I’ve spent a big part of today doing investment research on synthetic gemstones vs natural gemstones. Following the recent reading foray into the world of jewelry retailing, distributing, and mining, I kept coming across a company called Chatham. They had reportedly perfected the art of manufacturing gemstones such as rubies and sapphires inside of a laboratory. The gems they create are called “synthetic” because they chemically identical to the gems found in the Earth – literally, the exact same product with the exact same “physical, chemical, and optimal” properties – only made by scientists in a high tech facility.
Interestingly, they are often more beautiful with more sparkle than traditional gemstones because they don’t contain the impurities that are a by-product of gem formation within the Earth itself. Synthetic gemstones are able to be identified and differentiated from mined gemstones because they are too perfect. You read that right: The quality is too high.
[mainbodyad]By all industry accounts, synthetic gemstone production is just now coming into its full fruition. Back in the 1990’s and earlier, the only economically feasible alternatives to fine jewelry were “simulated” gemstones, which were colored glass or other materials (think Cubic Zirconia) meant to look like the real thing. You also occasionally encountered quality control issues when mined rubies were filled with glass. Now, however, a synthetic sapphire is almost certainly to be of higher quality than a mined sapphire. The same goes for emeralds and rubies.
Put bluntly: As of now, in 2012, someone who buys a mined gemstone is paying 10, 20, 50, or 100x the price for an inferior product.
Upon discovering this, I found it incredible that there is still a pricing differential between mined gemstones and manufactured synthetic gemstones. Despite the latter being vastly superior in appearance due to the lack of impurities, they often sell for pennies on the dollar compared to the former! It is totally, completely, and incomprehensibly irrational. You buy a Mercedes or Bentley because it is better than a Ford or Honda. You buy a Steinway & Sons grand piano because it is better than a Kawai. You buy a Brioni suit because it is better than a no-name private label brand at a discount retailer. You buy an expensive watch because it is well constructed and made of the finest materials compared to a $10 bargain bin timepiece. Yet, here, you have people paying more for a product that is of lesser quality. This is stupid. Plain and simple, it is stupid.

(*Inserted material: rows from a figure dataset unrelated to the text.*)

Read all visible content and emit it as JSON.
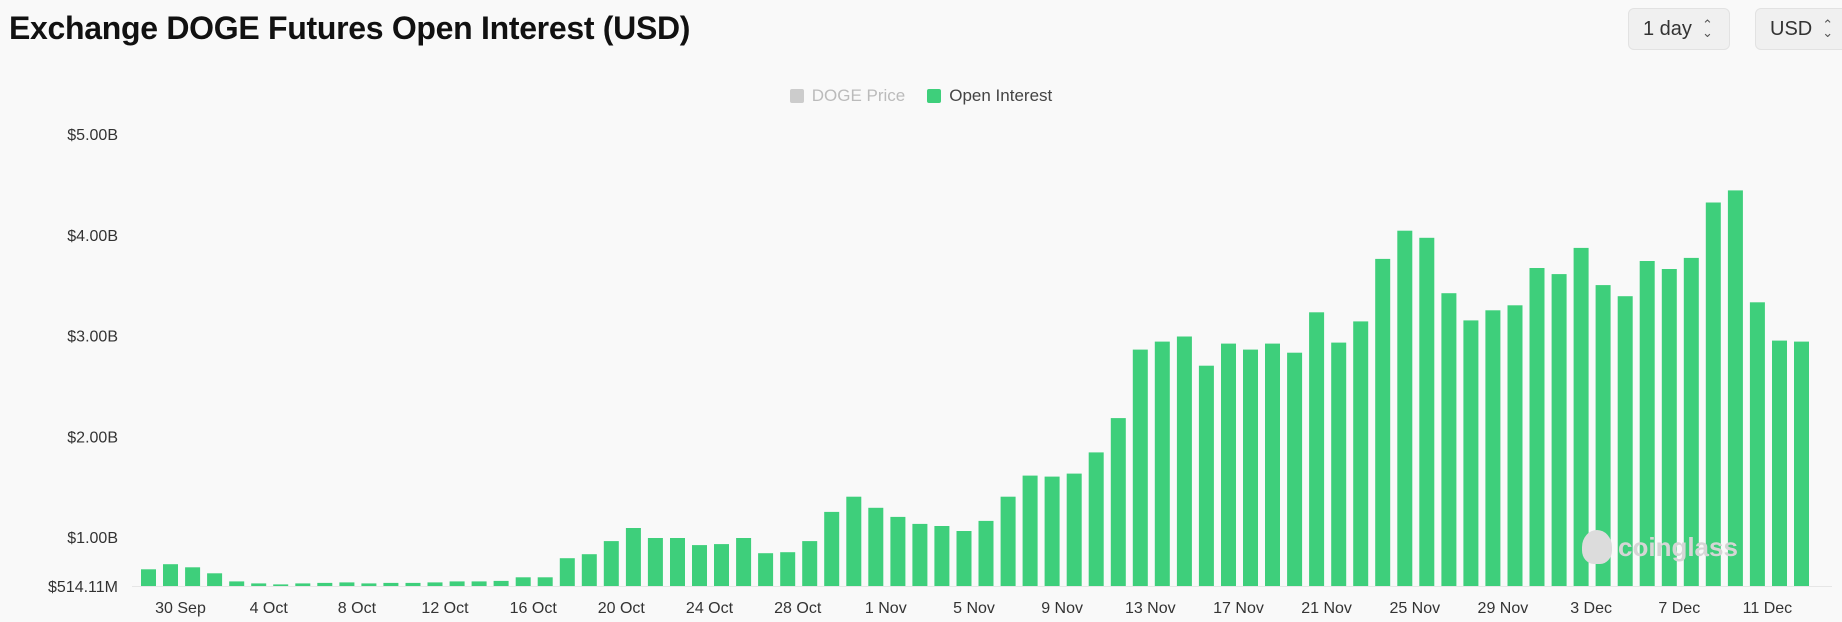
{
  "header": {
    "title": "Exchange DOGE Futures Open Interest (USD)",
    "interval_value": "1 day",
    "currency_value": "USD"
  },
  "legend": [
    {
      "label": "DOGE Price",
      "color": "#cccccc",
      "active": false
    },
    {
      "label": "Open Interest",
      "color": "#3ecf7b",
      "active": true
    }
  ],
  "watermark": "coinglass",
  "colors": {
    "bar": "#3ecf7b",
    "accent": "#3ecf7b"
  },
  "chart_data": {
    "type": "bar",
    "title": "Exchange DOGE Futures Open Interest (USD)",
    "xlabel": "",
    "ylabel": "",
    "y_unit": "USD",
    "ylim": [
      514110000,
      5000000000
    ],
    "y_ticks": [
      514110000,
      1000000000,
      2000000000,
      3000000000,
      4000000000,
      5000000000
    ],
    "y_tick_labels": [
      "$514.11M",
      "$1.00B",
      "$2.00B",
      "$3.00B",
      "$4.00B",
      "$5.00B"
    ],
    "x_tick_labels": [
      "30 Sep",
      "4 Oct",
      "8 Oct",
      "12 Oct",
      "16 Oct",
      "20 Oct",
      "24 Oct",
      "28 Oct",
      "1 Nov",
      "5 Nov",
      "9 Nov",
      "13 Nov",
      "17 Nov",
      "21 Nov",
      "25 Nov",
      "29 Nov",
      "3 Dec",
      "7 Dec",
      "11 Dec"
    ],
    "x_start": "29 Sep",
    "x_end": "12 Dec",
    "grid": false,
    "legend_position": "top-center",
    "series": [
      {
        "name": "Open Interest",
        "values": [
          680000000,
          730000000,
          700000000,
          640000000,
          560000000,
          540000000,
          530000000,
          540000000,
          545000000,
          550000000,
          540000000,
          545000000,
          545000000,
          550000000,
          560000000,
          560000000,
          565000000,
          600000000,
          600000000,
          790000000,
          830000000,
          960000000,
          1090000000,
          990000000,
          990000000,
          920000000,
          930000000,
          990000000,
          840000000,
          850000000,
          960000000,
          1250000000,
          1400000000,
          1290000000,
          1200000000,
          1130000000,
          1110000000,
          1060000000,
          1160000000,
          1400000000,
          1610000000,
          1600000000,
          1630000000,
          1840000000,
          2180000000,
          2860000000,
          2940000000,
          2990000000,
          2700000000,
          2920000000,
          2860000000,
          2920000000,
          2830000000,
          3230000000,
          2930000000,
          3140000000,
          3760000000,
          4040000000,
          3970000000,
          3420000000,
          3150000000,
          3250000000,
          3300000000,
          3670000000,
          3610000000,
          3870000000,
          3500000000,
          3390000000,
          3740000000,
          3660000000,
          3770000000,
          4320000000,
          4440000000,
          3330000000,
          2950000000,
          2940000000
        ]
      }
    ]
  }
}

To satiate my curiosity, and near disbelief this could be happening in the market, I did some research and found a local department store that sold quality synthetic gemstones. Twenty minutes ago, I ran out and purchased several, including a ruby, blue sapphire, white sapphire, pink sapphire, and emerald, as well as several other pieces. I bought them and brought them back to my office to study them. Here are is a quick cell phone picture (not the best, I know, but it will suffice):
Had these synthetic gemstones been mined from the Earth, they would have easily cost well over $100,000. Instead, I was able to buy them for $696. That includes sales tax and is full retail with no discount. They are the exact same product other than they are set in sterling silver and 14k gold instead of platinum or 18k gold. There is no chemical or molecular difference between the ones mined from the planet and the ones made by scientists on the surface of the planet. None.
Are Synthetic Gemstones Going to Do To Mined Gemstones What Synthetic Pearls Did To Harvested Pearls?

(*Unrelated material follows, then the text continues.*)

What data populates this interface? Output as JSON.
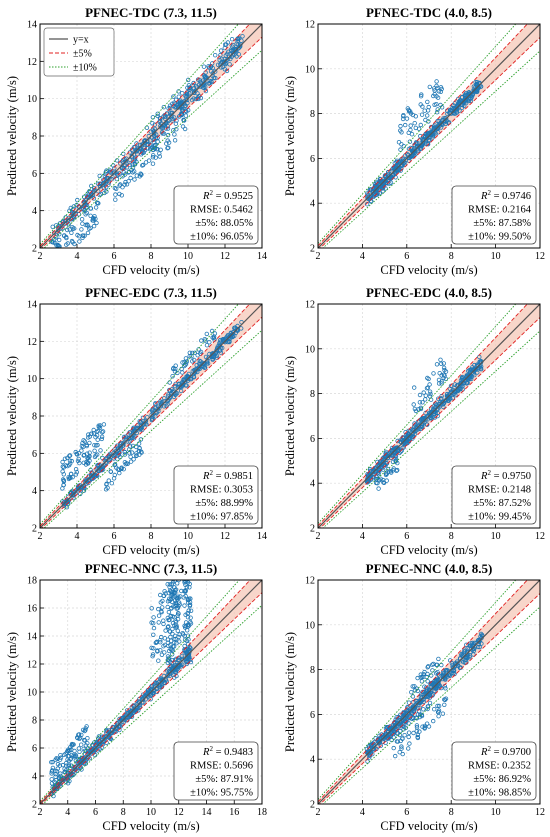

My first thought upon realizing this was to remember a story from the 19th century Gilded Age in the United States. One of the barron robbers gave a family member a strand of pearls that would have cost $1,000,000 in today’s wealth. Shortly thereafter, the process of making pearls in farms by seeding oysters was perfected and those same pearls became, for all intents and purposes, nearly worthless. It was a near total loss of purchasing power. I cannot see any situation in which the same thing doesn’t happen for gemstones over the coming decades. Perhaps, diamonds, as well, now that synthetic diamonds are becoming cheaper and cheaper to produce.
What are my conclusions?
- Gemstones as a store of value or show of wealth have seen their day. In the future, they may become common. As one source put it, aluminum was once more expensive than platinum until we figured out how to manufacture it. Only exceptional gemstones will hold any value, and even those probably won’t make up their inflation-adjusted maintenance expense such as insurance and storage.
- I am not sure what the future profitability of high end jewelry retailers who rely on gemstones as major price points will look like decades hence. Human psychology being what it is, people will always want ways to display their wealth and differentiate themselves. I think high-end watches have largely filled this role. There may be a lot of growth in that market if it becomes a replacement.

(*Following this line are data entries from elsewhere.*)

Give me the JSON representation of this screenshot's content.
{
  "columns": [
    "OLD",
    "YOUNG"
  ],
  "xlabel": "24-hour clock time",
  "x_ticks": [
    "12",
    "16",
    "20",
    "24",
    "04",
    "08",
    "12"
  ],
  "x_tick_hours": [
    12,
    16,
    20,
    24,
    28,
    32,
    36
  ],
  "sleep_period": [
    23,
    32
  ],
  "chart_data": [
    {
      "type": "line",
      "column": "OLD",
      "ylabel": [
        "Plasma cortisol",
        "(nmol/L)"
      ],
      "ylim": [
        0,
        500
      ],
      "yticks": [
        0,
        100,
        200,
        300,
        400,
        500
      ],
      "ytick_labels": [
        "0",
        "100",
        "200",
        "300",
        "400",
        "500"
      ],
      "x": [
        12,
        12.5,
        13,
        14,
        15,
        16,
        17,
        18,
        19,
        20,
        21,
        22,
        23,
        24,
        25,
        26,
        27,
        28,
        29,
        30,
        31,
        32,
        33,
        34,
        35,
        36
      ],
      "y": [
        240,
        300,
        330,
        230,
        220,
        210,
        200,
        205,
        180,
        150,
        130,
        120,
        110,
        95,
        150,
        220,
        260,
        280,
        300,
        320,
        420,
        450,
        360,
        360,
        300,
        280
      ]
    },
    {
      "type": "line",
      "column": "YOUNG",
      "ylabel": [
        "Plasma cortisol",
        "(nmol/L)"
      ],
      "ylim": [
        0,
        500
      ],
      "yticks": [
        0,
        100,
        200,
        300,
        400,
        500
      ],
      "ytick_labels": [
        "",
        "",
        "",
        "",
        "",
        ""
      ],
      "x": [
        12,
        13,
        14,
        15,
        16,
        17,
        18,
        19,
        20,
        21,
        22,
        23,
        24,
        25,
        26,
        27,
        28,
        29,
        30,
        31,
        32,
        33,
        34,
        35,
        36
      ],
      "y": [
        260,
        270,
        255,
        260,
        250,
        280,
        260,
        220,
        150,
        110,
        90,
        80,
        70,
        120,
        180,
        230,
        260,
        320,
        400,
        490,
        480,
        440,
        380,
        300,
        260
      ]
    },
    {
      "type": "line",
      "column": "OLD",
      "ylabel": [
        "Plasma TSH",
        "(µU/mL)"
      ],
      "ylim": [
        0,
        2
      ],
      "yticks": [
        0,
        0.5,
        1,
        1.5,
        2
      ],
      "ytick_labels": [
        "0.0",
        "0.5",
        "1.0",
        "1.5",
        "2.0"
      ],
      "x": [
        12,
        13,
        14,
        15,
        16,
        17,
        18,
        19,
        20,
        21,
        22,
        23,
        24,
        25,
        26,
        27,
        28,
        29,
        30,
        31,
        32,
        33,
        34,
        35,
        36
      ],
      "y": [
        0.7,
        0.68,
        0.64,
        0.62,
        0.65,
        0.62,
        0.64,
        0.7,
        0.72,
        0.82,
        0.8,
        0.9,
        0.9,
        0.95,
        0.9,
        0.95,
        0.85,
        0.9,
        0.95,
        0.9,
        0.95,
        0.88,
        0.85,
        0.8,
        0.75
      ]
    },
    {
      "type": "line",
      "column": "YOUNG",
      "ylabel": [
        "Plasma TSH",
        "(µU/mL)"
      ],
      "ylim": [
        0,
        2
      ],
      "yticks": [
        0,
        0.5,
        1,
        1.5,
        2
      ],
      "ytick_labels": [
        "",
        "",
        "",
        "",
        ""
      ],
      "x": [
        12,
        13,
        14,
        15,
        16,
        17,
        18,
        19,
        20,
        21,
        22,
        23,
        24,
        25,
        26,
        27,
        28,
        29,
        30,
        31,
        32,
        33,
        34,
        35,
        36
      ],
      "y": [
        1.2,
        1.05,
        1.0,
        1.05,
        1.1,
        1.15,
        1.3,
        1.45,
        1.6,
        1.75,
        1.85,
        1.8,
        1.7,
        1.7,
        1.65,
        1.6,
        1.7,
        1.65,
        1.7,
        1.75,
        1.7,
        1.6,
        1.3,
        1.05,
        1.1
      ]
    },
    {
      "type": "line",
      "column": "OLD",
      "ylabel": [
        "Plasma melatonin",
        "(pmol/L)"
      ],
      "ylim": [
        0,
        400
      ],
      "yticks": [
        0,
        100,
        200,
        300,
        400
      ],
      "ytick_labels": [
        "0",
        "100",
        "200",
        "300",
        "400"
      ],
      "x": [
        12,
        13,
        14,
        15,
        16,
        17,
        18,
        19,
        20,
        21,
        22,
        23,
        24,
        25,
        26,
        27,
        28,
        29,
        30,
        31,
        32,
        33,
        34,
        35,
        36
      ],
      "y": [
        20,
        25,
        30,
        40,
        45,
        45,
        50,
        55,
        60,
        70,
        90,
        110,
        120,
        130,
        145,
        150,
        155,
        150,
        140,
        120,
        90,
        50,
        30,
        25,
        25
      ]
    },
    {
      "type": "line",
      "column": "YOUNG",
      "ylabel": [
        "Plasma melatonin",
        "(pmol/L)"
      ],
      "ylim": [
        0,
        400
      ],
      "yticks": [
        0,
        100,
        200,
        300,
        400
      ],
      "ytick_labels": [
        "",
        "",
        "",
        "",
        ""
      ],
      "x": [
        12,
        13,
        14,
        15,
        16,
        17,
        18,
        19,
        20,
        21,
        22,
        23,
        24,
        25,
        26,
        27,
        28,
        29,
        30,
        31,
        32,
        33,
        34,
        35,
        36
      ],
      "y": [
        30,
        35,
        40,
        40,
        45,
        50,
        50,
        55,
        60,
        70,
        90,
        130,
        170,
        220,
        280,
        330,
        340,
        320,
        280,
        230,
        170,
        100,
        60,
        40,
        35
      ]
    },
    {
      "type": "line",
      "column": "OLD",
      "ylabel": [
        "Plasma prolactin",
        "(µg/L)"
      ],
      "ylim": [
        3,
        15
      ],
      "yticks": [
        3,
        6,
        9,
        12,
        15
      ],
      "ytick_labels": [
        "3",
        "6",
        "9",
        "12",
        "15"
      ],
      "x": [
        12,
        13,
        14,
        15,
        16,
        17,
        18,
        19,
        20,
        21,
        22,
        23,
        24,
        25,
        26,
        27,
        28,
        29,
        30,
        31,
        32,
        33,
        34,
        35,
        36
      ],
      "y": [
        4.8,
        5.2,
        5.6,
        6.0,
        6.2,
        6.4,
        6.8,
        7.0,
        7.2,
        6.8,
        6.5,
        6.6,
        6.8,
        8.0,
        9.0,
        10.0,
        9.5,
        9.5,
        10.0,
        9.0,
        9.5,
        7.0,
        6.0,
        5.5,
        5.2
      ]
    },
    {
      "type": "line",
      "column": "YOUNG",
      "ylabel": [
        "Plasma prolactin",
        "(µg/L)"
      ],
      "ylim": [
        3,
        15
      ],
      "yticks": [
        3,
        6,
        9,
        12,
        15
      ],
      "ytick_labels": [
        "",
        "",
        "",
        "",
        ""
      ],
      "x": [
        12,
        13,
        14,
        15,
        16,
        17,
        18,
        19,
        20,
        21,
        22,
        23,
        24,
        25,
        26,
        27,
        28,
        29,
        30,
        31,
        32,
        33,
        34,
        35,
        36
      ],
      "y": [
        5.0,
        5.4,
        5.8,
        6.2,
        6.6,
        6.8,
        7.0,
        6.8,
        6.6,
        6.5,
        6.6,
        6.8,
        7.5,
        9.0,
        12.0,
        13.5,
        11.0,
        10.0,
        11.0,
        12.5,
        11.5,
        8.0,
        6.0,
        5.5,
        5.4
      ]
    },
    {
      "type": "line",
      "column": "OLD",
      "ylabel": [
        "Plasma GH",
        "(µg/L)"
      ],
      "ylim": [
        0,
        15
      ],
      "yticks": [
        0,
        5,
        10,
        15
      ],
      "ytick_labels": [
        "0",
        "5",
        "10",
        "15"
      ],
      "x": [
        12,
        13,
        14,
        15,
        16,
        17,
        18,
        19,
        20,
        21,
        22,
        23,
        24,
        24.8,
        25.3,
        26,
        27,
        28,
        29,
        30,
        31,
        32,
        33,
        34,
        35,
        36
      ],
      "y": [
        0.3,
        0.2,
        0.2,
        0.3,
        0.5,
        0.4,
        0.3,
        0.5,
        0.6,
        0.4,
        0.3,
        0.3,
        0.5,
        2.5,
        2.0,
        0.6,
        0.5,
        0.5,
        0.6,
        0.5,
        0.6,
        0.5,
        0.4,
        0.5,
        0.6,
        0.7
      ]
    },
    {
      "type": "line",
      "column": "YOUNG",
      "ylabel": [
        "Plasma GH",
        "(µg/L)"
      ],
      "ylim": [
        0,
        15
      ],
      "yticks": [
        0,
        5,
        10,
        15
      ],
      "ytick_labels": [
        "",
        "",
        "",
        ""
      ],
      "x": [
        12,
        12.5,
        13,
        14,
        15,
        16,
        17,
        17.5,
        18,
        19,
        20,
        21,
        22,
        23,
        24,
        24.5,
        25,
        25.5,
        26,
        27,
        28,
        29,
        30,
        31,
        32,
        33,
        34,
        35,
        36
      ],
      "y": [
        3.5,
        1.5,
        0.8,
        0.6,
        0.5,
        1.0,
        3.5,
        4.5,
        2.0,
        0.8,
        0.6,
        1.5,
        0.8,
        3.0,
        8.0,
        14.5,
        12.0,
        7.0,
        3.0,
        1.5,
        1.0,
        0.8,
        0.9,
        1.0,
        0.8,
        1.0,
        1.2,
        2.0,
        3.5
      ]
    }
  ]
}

- Technology really does pose a threat to nearly every business, even the oldest ones. You cannot rest if you are running a business. You always need to be ahead of the market.
I’m about to close the book on this chapter and move on to another industry. I’ve been thinking about real estate lately so perhaps I will begin to look into som eof the more interesting legal structures or tax liens certificates.
Footnote: I hate the term “natural gemstones” because even synthetic gemstones are “natural” because they occur “in nature” given that humans are part of nature. It is a linguistic fallacy but those are the terms people use when discussing the topic.